Notable collections pertaining to literature include the papers of Washington Irving, H.L. Mencken, Genevieve Taggard, Carl Van Vechten, Edgar Lee Masters, Babette Deutsch and Truman Capote, as well as numerous letters and manuscripts by such writers as William Cullen Bryant, Nathaniel Hawthorne, Herman Melville, James Joyce and Ezra Pound in other collections.

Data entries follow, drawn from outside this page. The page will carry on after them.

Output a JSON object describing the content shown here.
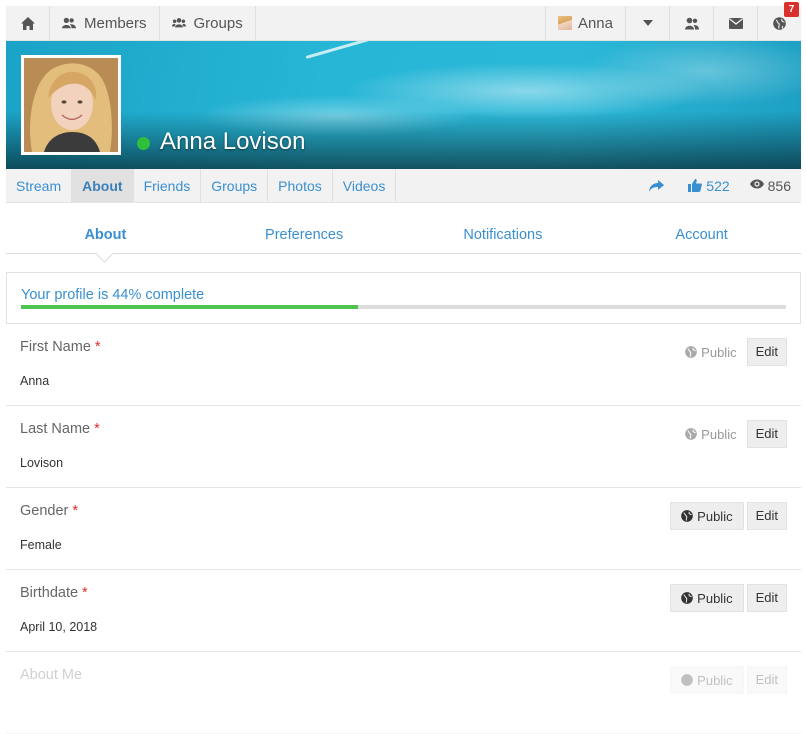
{
  "topnav": {
    "members_label": "Members",
    "groups_label": "Groups",
    "user_label": "Anna",
    "notification_count": "7"
  },
  "profile": {
    "name": "Anna Lovison",
    "status_color": "#2fbf3b"
  },
  "profile_tabs": [
    {
      "label": "Stream"
    },
    {
      "label": "About"
    },
    {
      "label": "Friends"
    },
    {
      "label": "Groups"
    },
    {
      "label": "Photos"
    },
    {
      "label": "Videos"
    }
  ],
  "stats": {
    "likes": "522",
    "views": "856"
  },
  "section_tabs": [
    {
      "label": "About"
    },
    {
      "label": "Preferences"
    },
    {
      "label": "Notifications"
    },
    {
      "label": "Account"
    }
  ],
  "progress": {
    "text": "Your profile is 44% complete",
    "percent": 44
  },
  "fields": [
    {
      "label": "First Name",
      "required": "*",
      "value": "Anna",
      "privacy": "Public",
      "edit": "Edit"
    },
    {
      "label": "Last Name",
      "required": "*",
      "value": "Lovison",
      "privacy": "Public",
      "edit": "Edit"
    },
    {
      "label": "Gender",
      "required": "*",
      "value": "Female",
      "privacy": "Public",
      "edit": "Edit"
    },
    {
      "label": "Birthdate",
      "required": "*",
      "value": "April 10, 2018",
      "privacy": "Public",
      "edit": "Edit"
    },
    {
      "label": "About Me",
      "privacy": "Public",
      "edit": "Edit"
    }
  ],
  "colors": {
    "accent": "#3a8fd0",
    "progress_fill": "#4fc34f",
    "required": "#d9302b",
    "badge": "#d9302b"
  }
}
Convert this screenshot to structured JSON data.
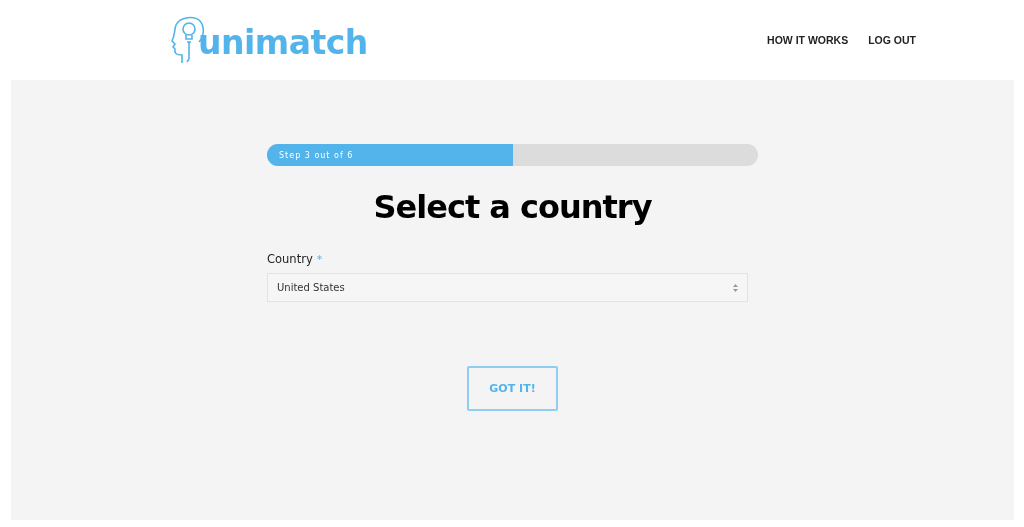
{
  "header": {
    "logo": "unimatch",
    "nav": [
      {
        "label": "HOW IT WORKS"
      },
      {
        "label": "LOG OUT"
      }
    ]
  },
  "progress": {
    "label": "Step 3 out of 6",
    "level": 0.5
  },
  "title": "Select a country",
  "field": {
    "label": "Country",
    "required_mark": "*",
    "value": "United States"
  },
  "button": "GOT IT!"
}
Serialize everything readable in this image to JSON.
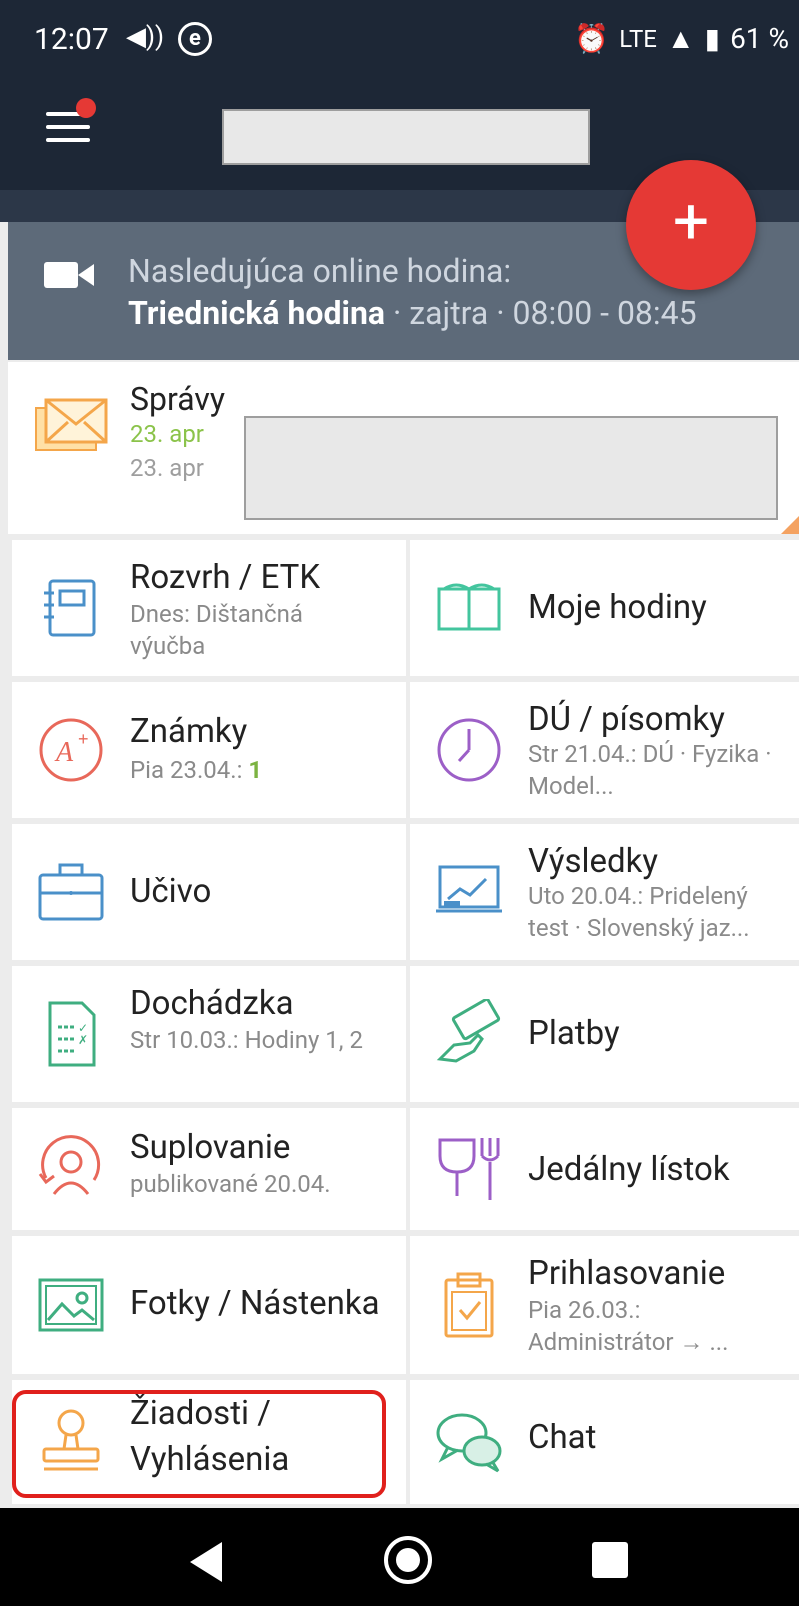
{
  "status_bar": {
    "time": "12:07",
    "network": "LTE",
    "battery": "61 %"
  },
  "online_lesson": {
    "label": "Nasledujúca online hodina:",
    "subject": "Triednická hodina",
    "when": " · zajtra · 08:00 - 08:45"
  },
  "fab": {
    "symbol": "+"
  },
  "messages": {
    "title": "Správy",
    "date1": "23. apr",
    "date2": "23. apr"
  },
  "tiles": {
    "rozvrh": {
      "title": "Rozvrh / ETK",
      "sub": "Dnes: Dištančná výučba"
    },
    "moje_hodiny": {
      "title": "Moje hodiny"
    },
    "znamky": {
      "title": "Známky",
      "sub": "Pia 23.04.: ",
      "grade": "1"
    },
    "du": {
      "title": "DÚ / písomky",
      "sub": "Str 21.04.: DÚ · Fyzika · Model..."
    },
    "ucivo": {
      "title": "Učivo"
    },
    "vysledky": {
      "title": "Výsledky",
      "sub": "Uto 20.04.: Pridelený test · Slovenský jaz..."
    },
    "dochadzka": {
      "title": "Dochádzka",
      "sub": "Str 10.03.: Hodiny 1, 2"
    },
    "platby": {
      "title": "Platby"
    },
    "suplovanie": {
      "title": "Suplovanie",
      "sub": "publikované 20.04."
    },
    "jedalny": {
      "title": "Jedálny lístok"
    },
    "fotky": {
      "title": "Fotky / Nástenka"
    },
    "prihlasovanie": {
      "title": "Prihlasovanie",
      "sub": "Pia 26.03.: Administrátor → ..."
    },
    "ziadosti": {
      "title_line1": "Žiadosti /",
      "title_line2": "Vyhlásenia"
    },
    "chat": {
      "title": "Chat"
    }
  },
  "colors": {
    "header": "#1d2736",
    "online_bar": "#5d6a79",
    "fab": "#e53935",
    "highlight": "#e0201c"
  }
}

Publishers' archives include the records of the Century Company, Crowell-Collier, Macmillan, Alfred A. Knopf, Inc., Farrar, Straus & Giroux, Inc., and The New Yorker.
[edit] Usage Discussion
Pending public perspectives
[edit] Fellowships and Funding Opportunities
[edit] Major Topic Areas
Political, economic and social history collections include the papers of Norman Thomas, Fiorello H. LaGuardia, Robert Moses, Lillian Wald, Rose Pesotta, Frank Walsh, Fannia Cohn and Vito Marcantonio, and the records of the Emigrant Savings Bank, The Emergency Committee In Aid of Displaced Foreign Scholars, the National Civic Federation, the Committee of Fifteen, the Committee of Fourteen, the International Gay Information Center, the New York Central Railroad, CARE, the National Audubon Society, and the New York World's Fairs of 1939/1940 and 1964/1965.
Documents relating to the history of The Library and its predecessor institutions can be found in The New York Public Library Archives. Archives holdings include early records of The Library, as well as those of the Astor Library, Lenox Library and Tilden Trust whose resources were combined to form The New York Public Library in 1895.
The Manuscripts and Archives Division is one of several units of the Research Libraries holding original materials. Similar collections are located at The Schomburg Center for Research in Black Culture (Manuscripts, Archives and Rare Books Division and Moving Image and Recorded Sound Division) and The New York Public Library for the Performing Arts (Dance, Theatre, and Music Divisions, and Rodgers & Hammerstein Archives of Recorded Sound). The Berg Collection contains vast holdings of literary manuscripts and authors' correspondence. The Spencer Collection includes numerous illuminated manuscripts. Photographs received as part of manuscript and archival collections remain with those collections, but significant related photographs may often be located in the Photography Collection and the U.S. History, Local History and Genealogy Division. The Manuscripts and Archives Division does not collect facsimiles, microfilms of collections in other repositories, or most printed works about manuscript collections in other libraries; most of these are located in the General Research Division.